I’m not sure when the shooting started. There was a short, stuttering burst that made the silence afterward sound absolute. Then, a voice.

“Reyes! Chacho, please, no!”

I couldn’t tell who said it. The voice was strong and full of earnest emotion.

Then the room exploded with gunfire. Someone fell on the other side of the hatch, passing through the light from my rifle too fast for me to make out who it was. Sprays of red on the lip of the door were left behind.
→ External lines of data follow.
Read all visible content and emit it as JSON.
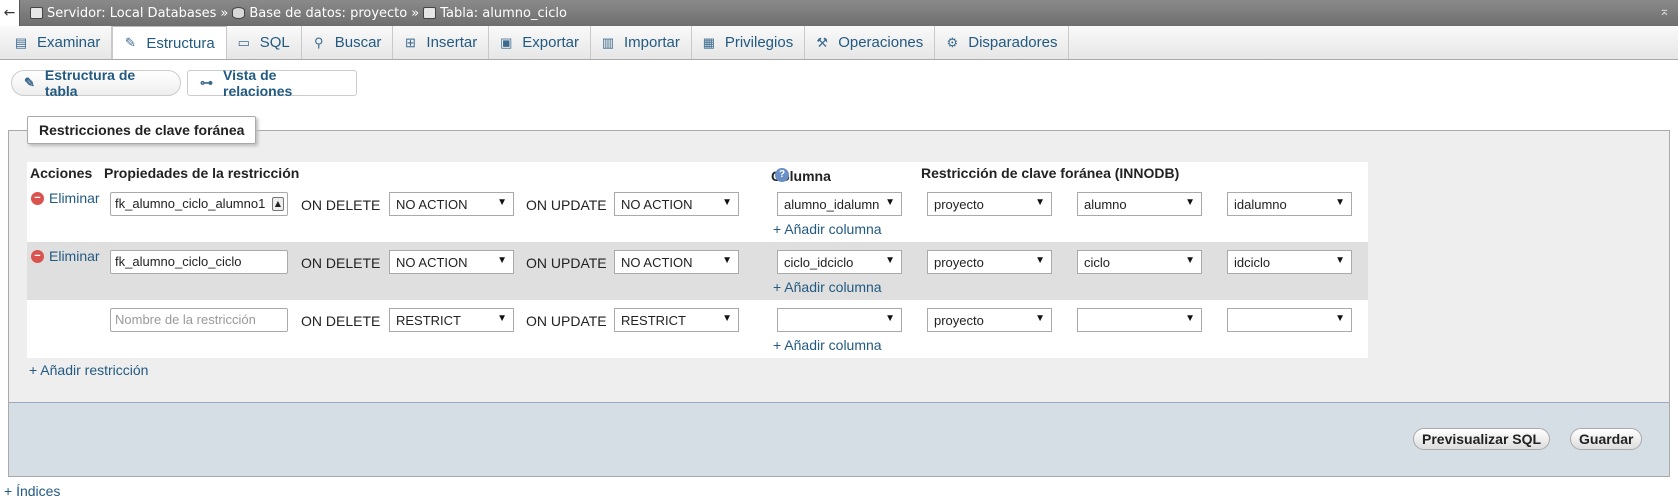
{
  "breadcrumb": {
    "server": "Servidor: Local Databases",
    "database": "Base de datos: proyecto",
    "table": "Tabla: alumno_ciclo",
    "sep": "»"
  },
  "tabs": [
    {
      "label": "Examinar",
      "icon": "browse-icon"
    },
    {
      "label": "Estructura",
      "icon": "structure-icon"
    },
    {
      "label": "SQL",
      "icon": "sql-icon"
    },
    {
      "label": "Buscar",
      "icon": "search-icon"
    },
    {
      "label": "Insertar",
      "icon": "insert-icon"
    },
    {
      "label": "Exportar",
      "icon": "export-icon"
    },
    {
      "label": "Importar",
      "icon": "import-icon"
    },
    {
      "label": "Privilegios",
      "icon": "privileges-icon"
    },
    {
      "label": "Operaciones",
      "icon": "wrench-icon"
    },
    {
      "label": "Disparadores",
      "icon": "triggers-icon"
    }
  ],
  "subnav": {
    "structure_label": "Estructura de tabla",
    "relations_label": "Vista de relaciones"
  },
  "legend": "Restricciones de clave foránea",
  "headers": {
    "actions": "Acciones",
    "properties": "Propiedades de la restricción",
    "column": "Columna",
    "fk": "Restricción de clave foránea (INNODB)"
  },
  "rows": [
    {
      "delete_label": "Eliminar",
      "name": "fk_alumno_ciclo_alumno1",
      "on_delete_label": "ON DELETE",
      "on_delete": "NO ACTION",
      "on_update_label": "ON UPDATE",
      "on_update": "NO ACTION",
      "column": "alumno_idalumn",
      "ref_db": "proyecto",
      "ref_table": "alumno",
      "ref_column": "idalumno",
      "add_column": "+ Añadir columna"
    },
    {
      "delete_label": "Eliminar",
      "name": "fk_alumno_ciclo_ciclo",
      "on_delete_label": "ON DELETE",
      "on_delete": "NO ACTION",
      "on_update_label": "ON UPDATE",
      "on_update": "NO ACTION",
      "column": "ciclo_idciclo",
      "ref_db": "proyecto",
      "ref_table": "ciclo",
      "ref_column": "idciclo",
      "add_column": "+ Añadir columna"
    },
    {
      "name_placeholder": "Nombre de la restricción",
      "on_delete_label": "ON DELETE",
      "on_delete": "RESTRICT",
      "on_update_label": "ON UPDATE",
      "on_update": "RESTRICT",
      "column": "",
      "ref_db": "proyecto",
      "ref_table": "",
      "ref_column": "",
      "add_column": "+ Añadir columna"
    }
  ],
  "add_restriction": "+ Añadir restricción",
  "buttons": {
    "preview_sql": "Previsualizar SQL",
    "save": "Guardar"
  },
  "indices_link": "+ Índices",
  "arrow_glyph": "▼"
}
The shooting continued, and I found myself standing, trying to sprint across the control room. My feet didn’t react as fast as the rest of my body, however, and I fell face-first not out of panic, but clumsiness. I caught myself, the MP-5 smacking into the deck and skittering away as I let it go. The light on the barrel winked out.

I lay there, looking up. I was more shocked by the sudden darkness than by the violence blossoming in the next compartment.

Sparks now had joined the visual cacophony as bullets plowed into the instrumentation and controls. I heard a scream. It wailed and wailed, an alto counterpoint to the firing, then just disappeared, as if it had been severed from its source.